More than a century later, the idea has not merely survived--it has flourished.

According to Lifeway, its VBS curriculum alone reaches more than 2.5 million children and adults every summer through over 25,000 churches. Southern Baptist churches reported more than 1.66 million enrollments in 2025, representing significant growth over the previous year. Baptist churches remain some of the largest participants, but Lutheran, Presbyterian, Methodist, non-denominational churches, and even some Catholic parishes now host similar summer Bible programs.

Perhaps even more remarkable is how deeply VBS has become woven into American culture.

Six out of ten American adults attended Vacation Bible School as children. Nine out of ten remember the experience positively. Nearly seventy percent of today's parents say they would send their own children if invited by a friend.

Think about that for a moment.

In a society where entertainment trends come and go with astonishing speed, Vacation Bible School has remained relevant across four or five generations. Very few children's programs can claim that kind of longevity.

Why?

Because while the decorations change each year, the message never does.

Today's children may learn Bible lessons aboard imaginary pirate ships, race cars, mountain expeditions, or outer space adventures, but beneath the colorful themes lies the same eternal truth that has anchored Christianity for two thousand years.

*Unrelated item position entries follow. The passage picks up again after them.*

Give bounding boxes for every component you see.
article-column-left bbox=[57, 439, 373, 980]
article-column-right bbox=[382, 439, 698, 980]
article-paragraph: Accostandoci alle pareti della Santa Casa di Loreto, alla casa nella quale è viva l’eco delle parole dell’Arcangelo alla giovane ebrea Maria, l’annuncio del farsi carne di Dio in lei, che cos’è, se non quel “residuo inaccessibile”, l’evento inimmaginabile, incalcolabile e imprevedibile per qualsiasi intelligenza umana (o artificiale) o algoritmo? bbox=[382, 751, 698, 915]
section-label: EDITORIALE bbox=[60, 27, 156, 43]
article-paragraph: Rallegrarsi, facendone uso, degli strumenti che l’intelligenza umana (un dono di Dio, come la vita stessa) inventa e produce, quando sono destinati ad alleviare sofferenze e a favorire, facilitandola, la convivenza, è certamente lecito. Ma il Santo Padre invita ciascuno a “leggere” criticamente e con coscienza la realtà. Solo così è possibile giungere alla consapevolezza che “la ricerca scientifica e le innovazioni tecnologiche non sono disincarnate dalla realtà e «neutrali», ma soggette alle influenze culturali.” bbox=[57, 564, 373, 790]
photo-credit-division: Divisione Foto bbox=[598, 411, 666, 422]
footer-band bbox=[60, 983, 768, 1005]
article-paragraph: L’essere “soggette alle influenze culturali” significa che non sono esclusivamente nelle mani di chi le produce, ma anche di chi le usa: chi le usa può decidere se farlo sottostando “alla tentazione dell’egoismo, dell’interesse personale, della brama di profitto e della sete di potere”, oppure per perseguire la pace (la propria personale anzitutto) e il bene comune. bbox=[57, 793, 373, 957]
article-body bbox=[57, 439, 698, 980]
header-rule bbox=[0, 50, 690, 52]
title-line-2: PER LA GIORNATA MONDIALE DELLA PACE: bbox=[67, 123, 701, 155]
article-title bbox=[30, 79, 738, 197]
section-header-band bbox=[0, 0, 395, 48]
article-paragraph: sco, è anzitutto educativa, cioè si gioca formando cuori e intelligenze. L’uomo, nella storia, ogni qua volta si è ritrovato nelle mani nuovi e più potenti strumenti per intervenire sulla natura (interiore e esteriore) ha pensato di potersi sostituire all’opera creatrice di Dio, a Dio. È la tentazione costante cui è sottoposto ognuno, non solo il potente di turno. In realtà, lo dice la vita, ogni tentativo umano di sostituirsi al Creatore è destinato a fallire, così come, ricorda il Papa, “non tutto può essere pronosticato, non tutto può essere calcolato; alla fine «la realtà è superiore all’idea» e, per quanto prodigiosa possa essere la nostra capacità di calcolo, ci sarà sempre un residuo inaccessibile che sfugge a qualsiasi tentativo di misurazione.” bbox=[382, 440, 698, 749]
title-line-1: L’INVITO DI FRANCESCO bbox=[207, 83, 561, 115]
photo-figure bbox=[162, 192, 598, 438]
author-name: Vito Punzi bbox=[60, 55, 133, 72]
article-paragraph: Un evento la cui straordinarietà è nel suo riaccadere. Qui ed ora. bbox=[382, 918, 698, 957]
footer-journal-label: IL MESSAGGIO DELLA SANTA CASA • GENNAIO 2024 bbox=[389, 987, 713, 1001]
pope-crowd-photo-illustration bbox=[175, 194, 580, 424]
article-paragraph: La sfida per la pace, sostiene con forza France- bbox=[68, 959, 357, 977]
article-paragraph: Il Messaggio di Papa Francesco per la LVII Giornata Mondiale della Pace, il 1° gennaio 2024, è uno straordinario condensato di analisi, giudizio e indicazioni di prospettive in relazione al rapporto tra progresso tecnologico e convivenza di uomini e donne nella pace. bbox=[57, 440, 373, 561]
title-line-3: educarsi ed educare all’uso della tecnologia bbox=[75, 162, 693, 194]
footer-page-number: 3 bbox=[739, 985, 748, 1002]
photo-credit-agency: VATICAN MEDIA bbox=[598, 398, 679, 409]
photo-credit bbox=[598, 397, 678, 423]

They hear about creation, Noah, David, Daniel, the cross, the resurrection, and the saving grace found in Jesus Christ.


Along the way they memorize Scripture, sing worship songs, make crafts, play games, enjoy snacks, and build friendships.

To an outside observer it may simply look like organized fun.

To the church, it is intentional discipleship.

And perhaps that matters now more than ever.

American children are growing up in a culture increasingly hostile--or at best indifferent--to biblical truth. They are bombarded daily by social media influencers, streaming platforms, online gaming communities, and educational systems that often promote worldviews far removed from Christianity. Children today consume more digital content than any generation before them.

Which raises an important question.

If the world spends thousands of hours discipling our children, shouldn't the church eagerly seize every opportunity to do the same?

Vacation Bible School provides one answer.

It offers something increasingly rare: adults who intentionally invest in children with no agenda other than pointing them toward Christ. Hundreds of thousands of volunteers sacrifice vacation time, work evenings preparing lessons, decorate classrooms, lead worship, teach crafts, supervise games, and pray for children they may never see again after that week ends.

Many receive little recognition.

But eternity may reveal just how significant their service truly was.


History is filled with pastors, missionaries, evangelists, and faithful believers who trace their spiritual journey back to a simple invitation to Vacation Bible School. Some first heard the Gospel there. Others accepted Christ during VBS. Many developed lifelong friendships with churches that continued discipling them well into adulthood.

Not every child will make a profession of faith during those few summer days.

But seeds are planted.

And seeds have a way of growing.

As churches across America once again throw open their doors this summer, Christians should remember that Vacation Bible School is far more than an annual tradition. It is one of the church's greatest evangelistic opportunities. It is one week where neighborhoods often gladly send children into churches that they might never attend on a Sunday morning.

What an incredible privilege.

So while children laugh through obstacle courses, sing energetic songs, glue together colorful crafts, and enjoy cookies and punch, something far more important is happening beneath the surface. Hearts are being shaped. Scripture is being hidden away in young minds. The Gospel is being proclaimed.

In an age obsessed with the next new thing, perhaps one of America's greatest summer traditions reminds us that God's timeless truth never goes out of season.

School may be out.

But for thousands of churches across America, one of the most important classrooms of the year has just opened its doors.